Profundidades. Los técnicos que supervisan las cámaras subterráneas de agua y cloacas y los conductores del subte, fuera del sol.
Conductores, vendedores ambulantes, galeristas, músicos, técnicos y operadores de tuneladoras comparten la compleja condición de no ver el sol mientras realizan sus tareas. Algunos, según la actividad que desarrollen, corren más riesgos en su salud que otros. Sin embargo, la falta de luz natural en sus retinas y cuerpos, con el tiempo, los expone a sufrir las mismas consecuencias psicofísicas, como ser ansiedad, depresión, fotofobia, aceleración del ritmo biológico, más que cualquier otro trabajador que tenga una actividad tradicional y sobre la superficie.

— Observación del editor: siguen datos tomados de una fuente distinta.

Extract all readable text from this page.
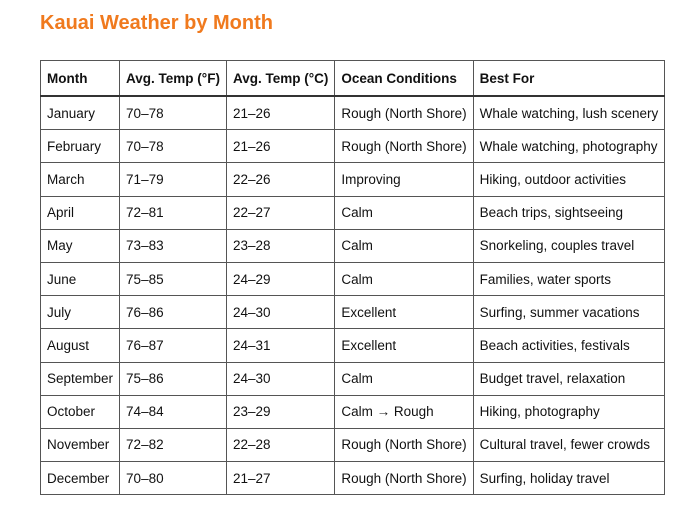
Kauai Weather by Month
Month	Avg. Temp (°F)	Avg. Temp (°C)	Ocean Conditions	Best For
January	70–78	21–26	Rough (North Shore)	Whale watching, lush scenery
February	70–78	21–26	Rough (North Shore)	Whale watching, photography
March	71–79	22–26	Improving	Hiking, outdoor activities
April	72–81	22–27	Calm	Beach trips, sightseeing
May	73–83	23–28	Calm	Snorkeling, couples travel
June	75–85	24–29	Calm	Families, water sports
July	76–86	24–30	Excellent	Surfing, summer vacations
August	76–87	24–31	Excellent	Beach activities, festivals
September	75–86	24–30	Calm	Budget travel, relaxation
October	74–84	23–29	Calm → Rough	Hiking, photography
November	72–82	22–28	Rough (North Shore)	Cultural travel, fewer crowds
December	70–80	21–27	Rough (North Shore)	Surfing, holiday travel
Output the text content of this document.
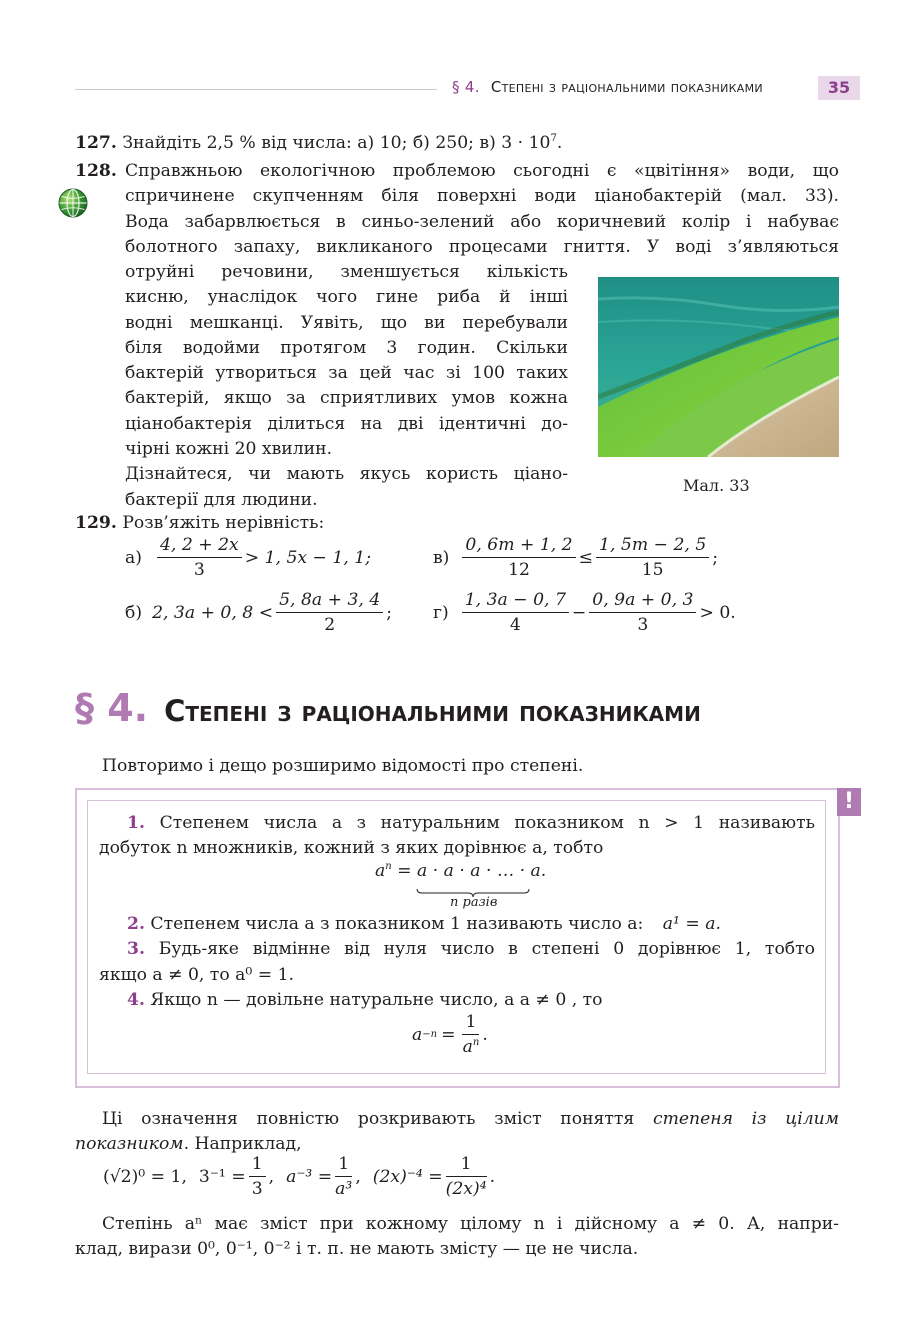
§ 4. Степені з раціональними показниками	35
127. Знайдіть 2,5 % від числа: а) 10; б) 250; в) $3 \cdot 10^7$.
128. Справжньою екологічною проблемою сьогодні є «цвітіння» води, що
спричинене скупченням біля поверхні води ціанобактерій (мал. 33).
Вода забарвлюється в синьо-зелений або коричневий колір і набуває
болотного запаху, викликаного процесами гниття. У воді з’являються
отруйні речовини, зменшується кількість
кисню, унаслідок чого гине риба й інші
водні мешканці. Уявіть, що ви перебували
біля водойми протягом 3 годин. Скільки
бактерій утвориться за цей час зі 100 таких
бактерій, якщо за сприятливих умов кожна
ціанобактерія ділиться на дві ідентичні до-
чірні кожні 20 хвилин.
Дізнайтеся, чи мають якусь користь ціано-
бактерії для людини.
Мал. 33
129. Розв’яжіть нерівність:
$а) \frac{4, 2 + 2x}{3} > 1$, 5x − 1, 1;
б) 2, 3a + 0, $8 < \frac{5, 8a + 3, 4}{2}$ ;
$в) \frac{0, 6m + 1, 2}{12} \le \frac{1, 5m - 2, 5}{15}$ ;
$г) \frac{1, 3a - 0, 7}{4} - \frac{0, 9a + 0, 3}{3} > 0$.
§ 4. Степені з раціональними показниками
Повторимо і дещо розширимо відомості про степені.
!
1. Степенем числа a з натуральним показником n > 1 називають
добуток n множників, кожний з яких дорівнює a, тобто
$a^n = a \cdot a \cdot a$ · … · a.
n разів
2. Степенем числа a з показником 1 називають число a: a¹ = a.
3. Будь-яке відмінне від нуля число в степені 0 дорівнює 1, тобто
якщо a ≠ 0, то a⁰ = 1.
4. Якщо n — довільне натуральне число, а a ≠ 0 , то
$a -n = \frac{1}{a^n}$ .
Ці означення повністю розкривають зміст поняття степеня із цілим
показником. Наприклад,
(√2)⁰ = 1, $3^{-1} = \frac{1}{3}$ , $a^{-3} = \frac{1}{\text{a³}}$ , $(2x)^{-4} = \frac{1}{\text{(2x)⁴}}$ .
Степінь aⁿ має зміст при кожному цілому n і дійсному a ≠ 0. А, напри-
клад, вирази 0⁰, 0⁻¹, 0⁻² і т. п. не мають змісту — це не числа.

Los subterráneos, las galerías comerciales y túneles de la Ciudad no descansan solitarios, porque hay trabajadores que se encargan de su mantenimiento, o simplemente porque su negocio se encuentra bajo el asfalto. Allí, en ese espacio artificial, trabajan a diario más de 4 mil personas contratadas.
Según Metrovías, la empresa cuenta con 4.100 empleados distribuidos en la Capital. En los andenes, también se encuentran 200 locales comerciales que como mínimo cuentan con un empleado por comercio, es decir 200 personas más.
Mientras que van y vienen 1,5 millón de pasajeros por día en días hábiles.
Todos ellos comparten su rutina con vendedores ambulantes y músicos, y muchas veces pierden la noción del tiempo, con lo cual deben adivinar cómo está el clima observando a quienes bajan a las entrañas de la Ciudad.
En el caso de AySA, son sesenta los técnicos especializados y encargados de inspeccionar, instalar, reparar y mantener las cámaras subterráneas de agua y cloacas.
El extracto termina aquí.